In 1990, US Economist Harry Markowitz, William F. Sharpe and Merton H. Miller shared the Nobel Prize for their contributions to financial economics. Markowitz is best known for his pioneering work in modern portfolio theory (MPT) which says that portfolio diversification reduces risk and enhances expected return over time. Modern portfolio theory is at the core of Lowery Thomas’ investment philosophy and approach.
We invest for you according to these fundamental principles:
- Use comprehensive financial planning to drive investment decisions.
- Investment strategy using technical and fundamental research.
- Invest with a long-term outlook.
- Create globally-diversified portfolios that reduce risk and improve return.
- Remove emotion from the investing process.
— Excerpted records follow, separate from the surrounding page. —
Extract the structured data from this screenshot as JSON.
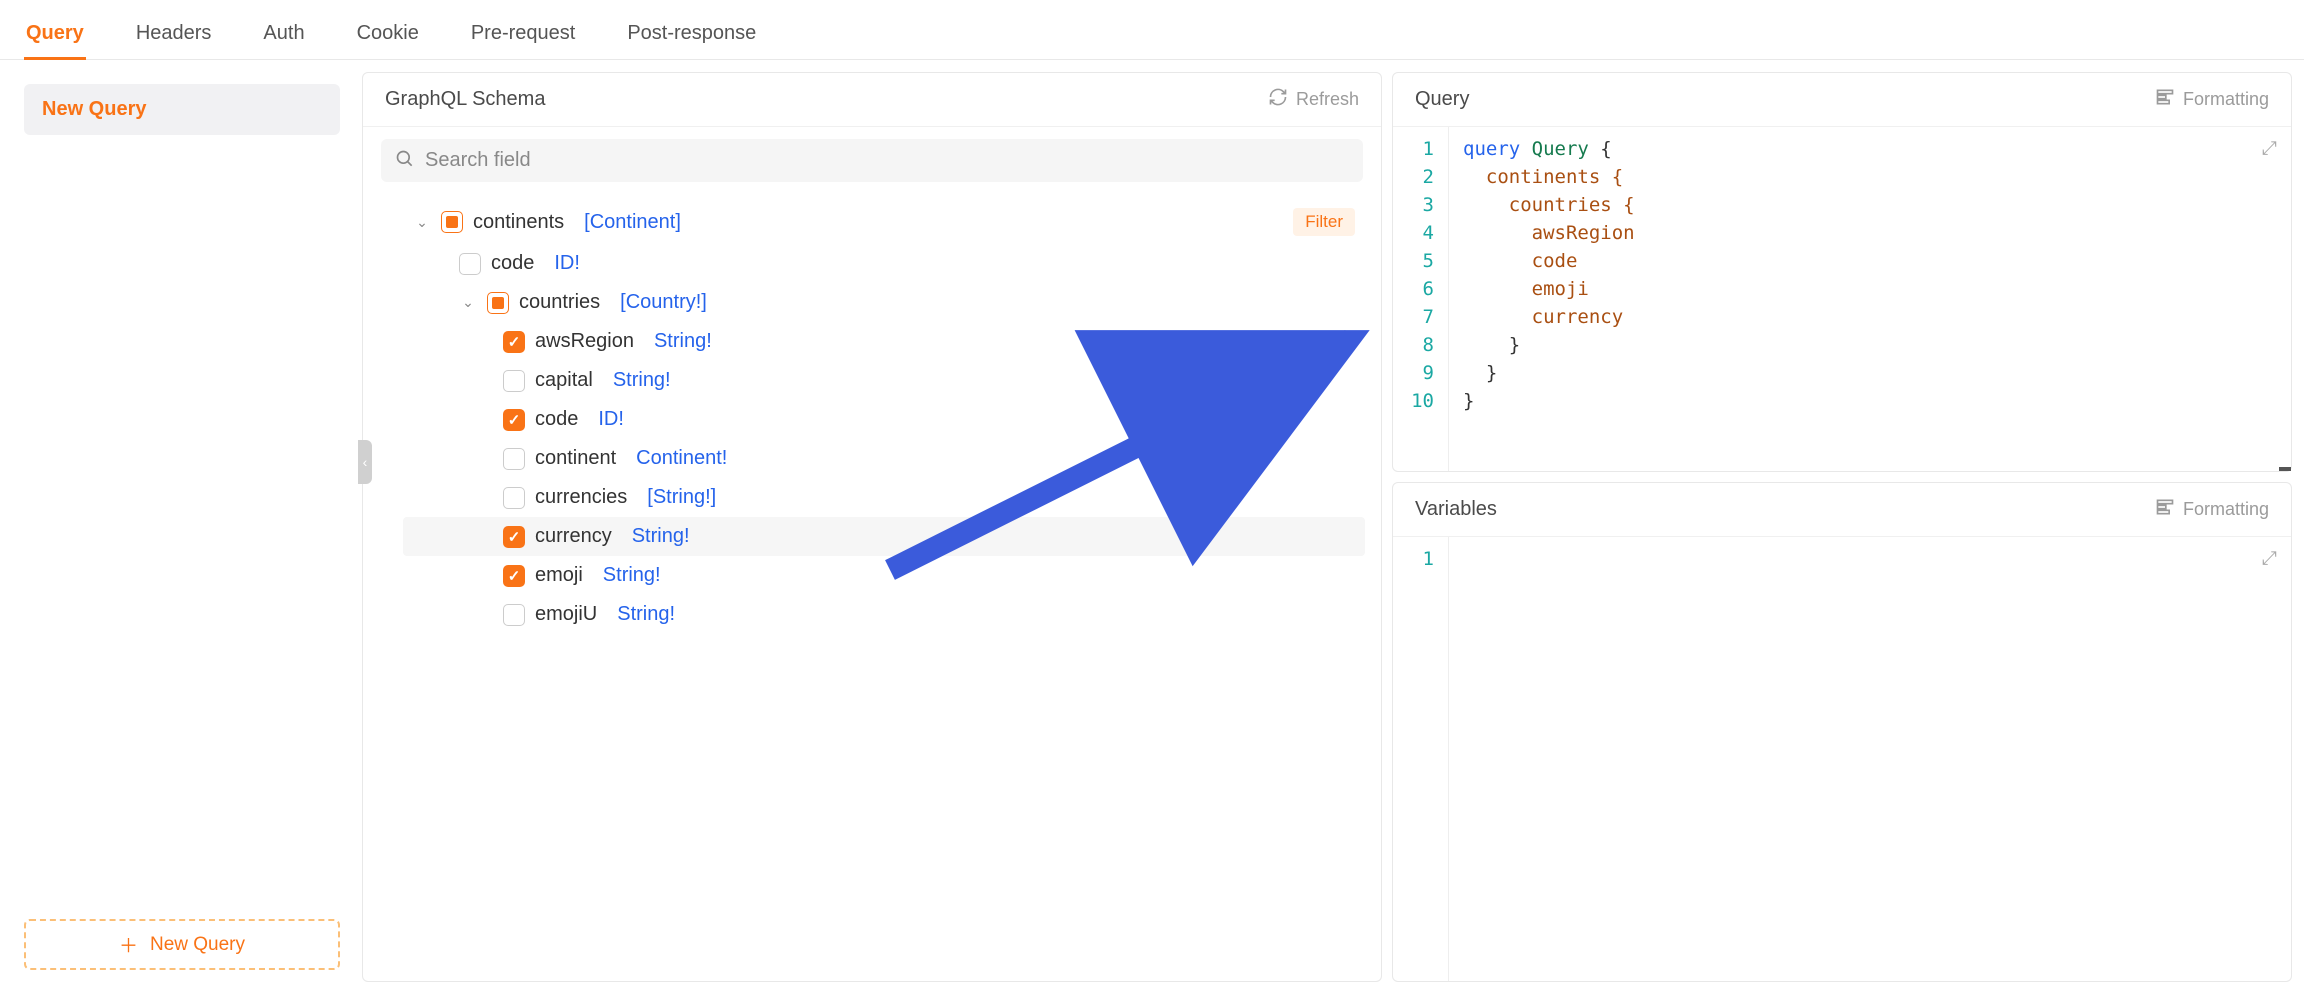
{
  "tabs": [
    "Query",
    "Headers",
    "Auth",
    "Cookie",
    "Pre-request",
    "Post-response"
  ],
  "activeTab": 0,
  "sidebar": {
    "current": "New Query",
    "newButton": "New Query"
  },
  "schema": {
    "title": "GraphQL Schema",
    "refresh": "Refresh",
    "searchPlaceholder": "Search field",
    "filterLabel": "Filter",
    "tree": [
      {
        "name": "continents",
        "type": "[Continent]",
        "state": "partial",
        "expanded": true,
        "hasFilter": true,
        "children": [
          {
            "name": "code",
            "type": "ID!",
            "state": "unchecked"
          },
          {
            "name": "countries",
            "type": "[Country!]",
            "state": "partial",
            "expanded": true,
            "children": [
              {
                "name": "awsRegion",
                "type": "String!",
                "state": "checked"
              },
              {
                "name": "capital",
                "type": "String!",
                "state": "unchecked"
              },
              {
                "name": "code",
                "type": "ID!",
                "state": "checked"
              },
              {
                "name": "continent",
                "type": "Continent!",
                "state": "unchecked"
              },
              {
                "name": "currencies",
                "type": "[String!]",
                "state": "unchecked"
              },
              {
                "name": "currency",
                "type": "String!",
                "state": "checked",
                "hover": true
              },
              {
                "name": "emoji",
                "type": "String!",
                "state": "checked"
              },
              {
                "name": "emojiU",
                "type": "String!",
                "state": "unchecked"
              }
            ]
          }
        ]
      }
    ]
  },
  "queryPanel": {
    "title": "Query",
    "formatting": "Formatting",
    "lines": [
      [
        {
          "t": "query ",
          "c": "kw"
        },
        {
          "t": "Query",
          "c": "typ"
        },
        {
          "t": " {",
          "c": "brace"
        }
      ],
      [
        {
          "t": "  continents {",
          "c": "fld"
        }
      ],
      [
        {
          "t": "    countries {",
          "c": "fld"
        }
      ],
      [
        {
          "t": "      awsRegion",
          "c": "leaf"
        }
      ],
      [
        {
          "t": "      code",
          "c": "leaf"
        }
      ],
      [
        {
          "t": "      emoji",
          "c": "leaf"
        }
      ],
      [
        {
          "t": "      currency",
          "c": "leaf"
        }
      ],
      [
        {
          "t": "    }",
          "c": "brace"
        }
      ],
      [
        {
          "t": "  }",
          "c": "brace"
        }
      ],
      [
        {
          "t": "}",
          "c": "brace"
        }
      ]
    ]
  },
  "variablesPanel": {
    "title": "Variables",
    "formatting": "Formatting",
    "lineCount": 1
  }
}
- Minimize costs including taxes and turnover whenever possible.
Our customized investment and financial plans are flexible to adapt to changes in economic conditions and are monitored closely to ensure the plans fit as life circumstances and goals change. Our initial investment plan along with ongoing analysis and advice from Lowery Thomas are always tailored to our clients’ individual financial situation.
We use more than tax-loss harvesting in managed portfolios to help improve after-tax returns. Our team, with two CPAs on board, takes a personalized approach that is tailored to each clients’ unique financial situation and investment preferences. A proactive approach that occurs year around on a continuous basis is critical to minimize taxes and maximize returns.
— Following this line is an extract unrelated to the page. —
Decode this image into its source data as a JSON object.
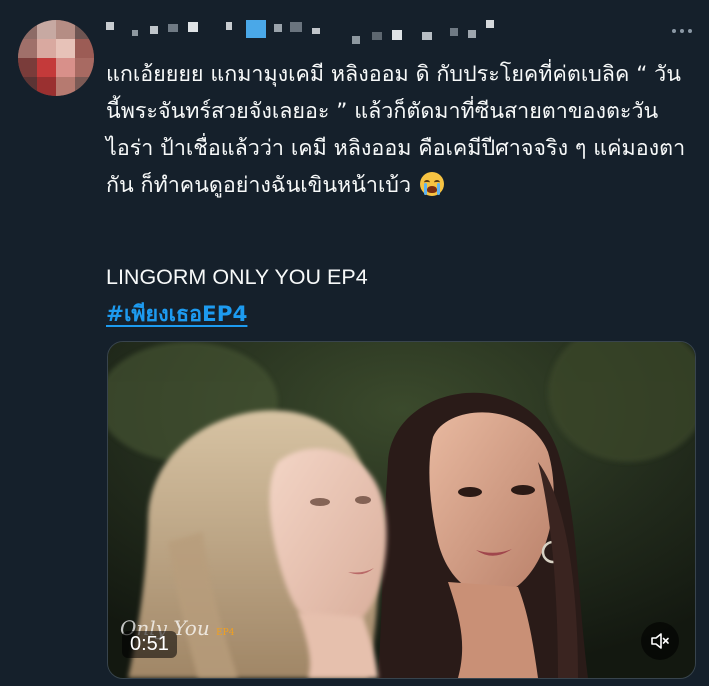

At the onset of funding your account with us, we take a look at your existing holdings for ways to integrate them into your managed accounts. Most firms will sell out of everything without taking tax considerations into account. This sell now and ask questions later is done far too often and lacks strategic considerations for what is best for you.
Manage Capital Gains
There are two ways to minimize taxable gains when selling a position. We will look for the highest cost-basis shares and specifically identify the tax lot that lowers your tax liability. In addition, we will check the holding period and take advantage of lower long-term capital gains rates.
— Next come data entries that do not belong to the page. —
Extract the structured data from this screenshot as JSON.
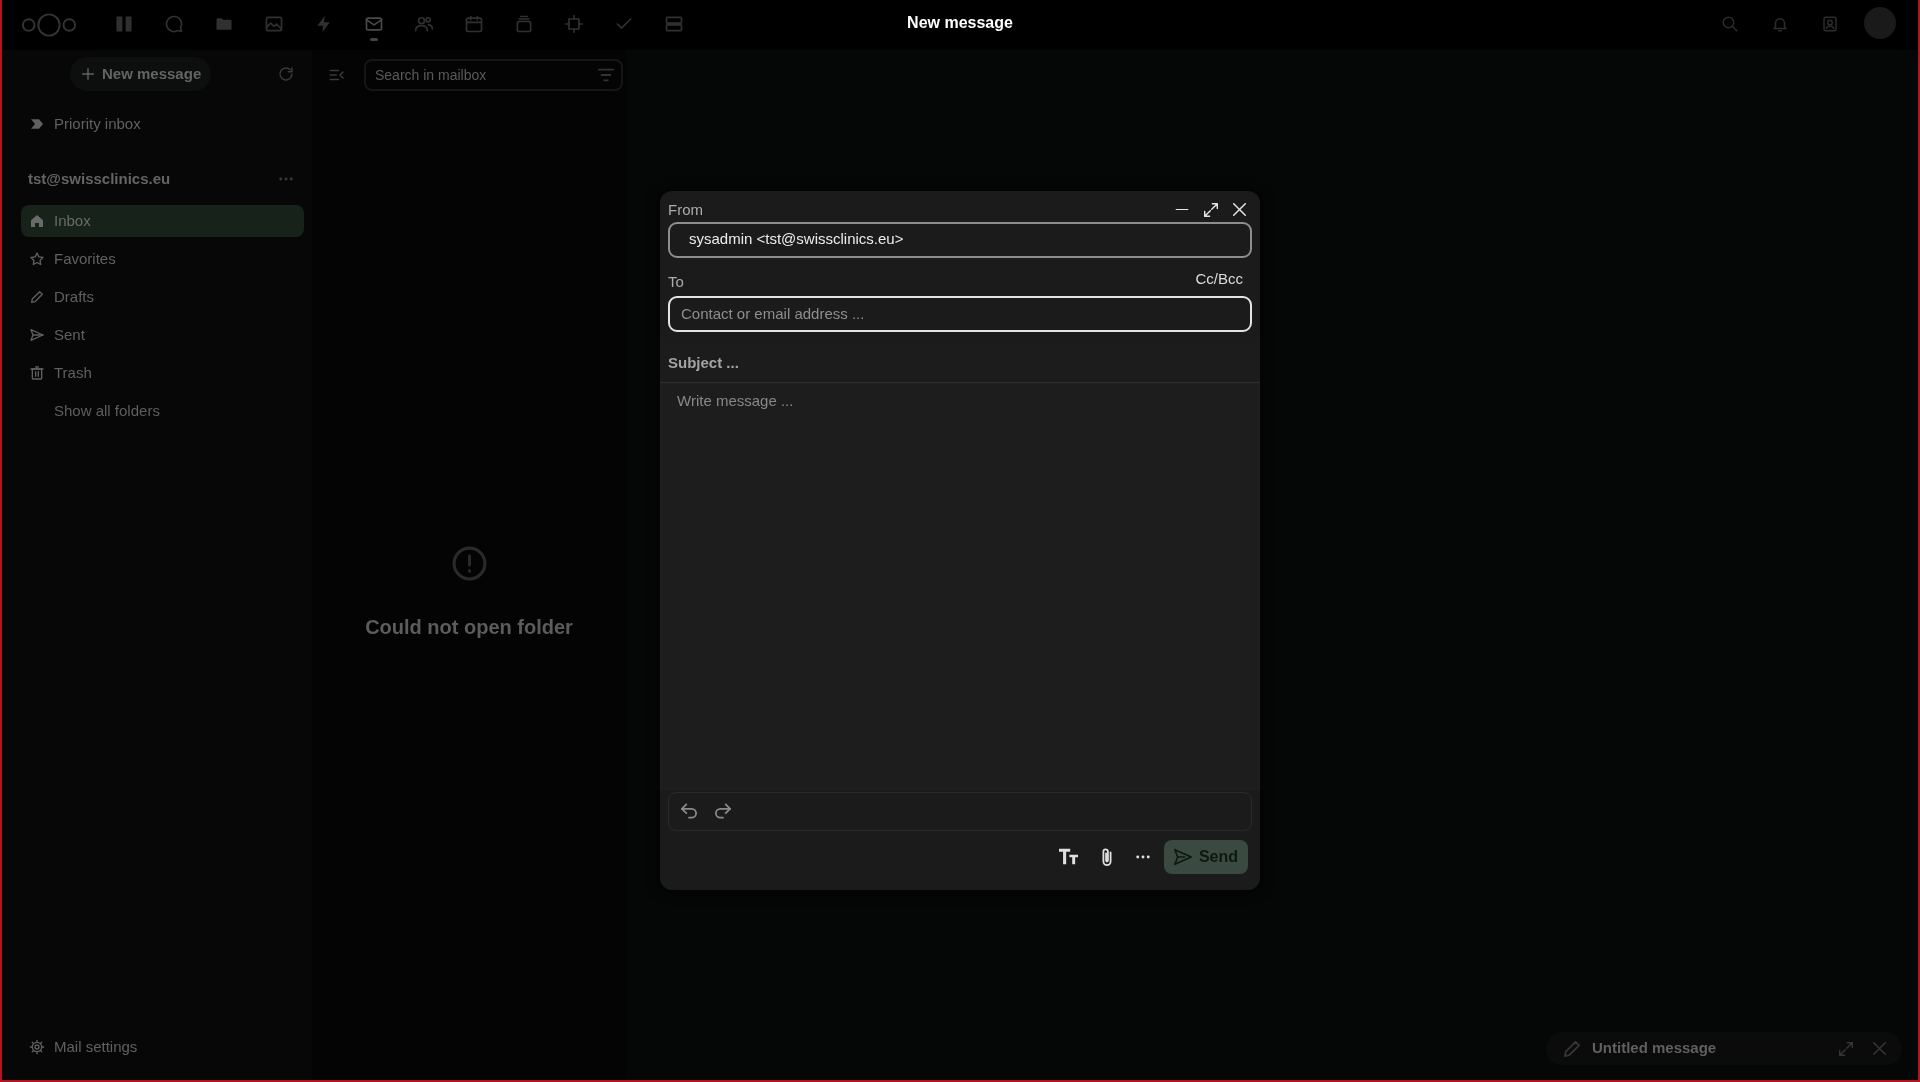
{
  "header": {
    "apps": [
      {
        "kind": "dashboard",
        "selected": false
      },
      {
        "kind": "talk",
        "selected": false
      },
      {
        "kind": "files",
        "selected": false
      },
      {
        "kind": "photos",
        "selected": false
      },
      {
        "kind": "activity",
        "selected": false
      },
      {
        "kind": "mail",
        "selected": true
      },
      {
        "kind": "contacts",
        "selected": false
      },
      {
        "kind": "calendar",
        "selected": false
      },
      {
        "kind": "deck",
        "selected": false
      },
      {
        "kind": "tables",
        "selected": false
      },
      {
        "kind": "tasks",
        "selected": false
      },
      {
        "kind": "storage",
        "selected": false
      }
    ]
  },
  "sidebar": {
    "new_message": "New message",
    "priority_inbox": "Priority inbox",
    "account": "tst@swissclinics.eu",
    "folders": [
      {
        "kind": "inbox",
        "label": "Inbox",
        "selected": true
      },
      {
        "kind": "favorites",
        "label": "Favorites",
        "selected": false
      },
      {
        "kind": "drafts",
        "label": "Drafts",
        "selected": false
      },
      {
        "kind": "sent",
        "label": "Sent",
        "selected": false
      },
      {
        "kind": "trash",
        "label": "Trash",
        "selected": false
      }
    ],
    "show_all": "Show all folders",
    "settings": "Mail settings"
  },
  "message_list": {
    "search": {
      "placeholder": "Search in mailbox"
    },
    "empty_message": "Could not open folder"
  },
  "composer": {
    "title": "New message",
    "from": {
      "label": "From",
      "value": "sysadmin <tst@swissclinics.eu>"
    },
    "to": {
      "label": "To",
      "placeholder": "Contact or email address ..."
    },
    "cc_bcc": "Cc/Bcc",
    "subject": {
      "placeholder": "Subject ..."
    },
    "body": {
      "placeholder": "Write message ..."
    },
    "send": "Send"
  },
  "minimized_composer": {
    "title": "Untitled message"
  }
}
Taxable distributions from mutual funds generate taxes in most circumstances. We manage this exposure by owning these assets in tax-advantaged accounts or by avoiding them altogether. We prefer building portfolios with exchange traded funds that are more-tax efficient than their mutual fund counterparts.
Unlike some investing firms, which wait until year-end to search for tax-loss harvesting opportunities, we are looking at your taxable accounts throughout the year. This strategy becomes important when the financial markets drop but recover before year-end. Being diligent in capturing these losses can help in the current tax year and in future years when capital losses are carried forward.
Tax Efficient Account Withdrawals
When funds need to be tapped from accounts for retirement or otherwise, we pay close attention to pulling funds that minimize or eliminate tax implications. Our tax expertise enables us to make tax-wise decisions while assessing what is best from an investment standpoint. Most financial advisers lack the knowledge to make these important decisions in real-time. Withdrawing money and the related effects on taxes and investments is an often overlooked part of managing money. We understand the perils of not assessing both as part of the ongoing goal of maximizing your assets.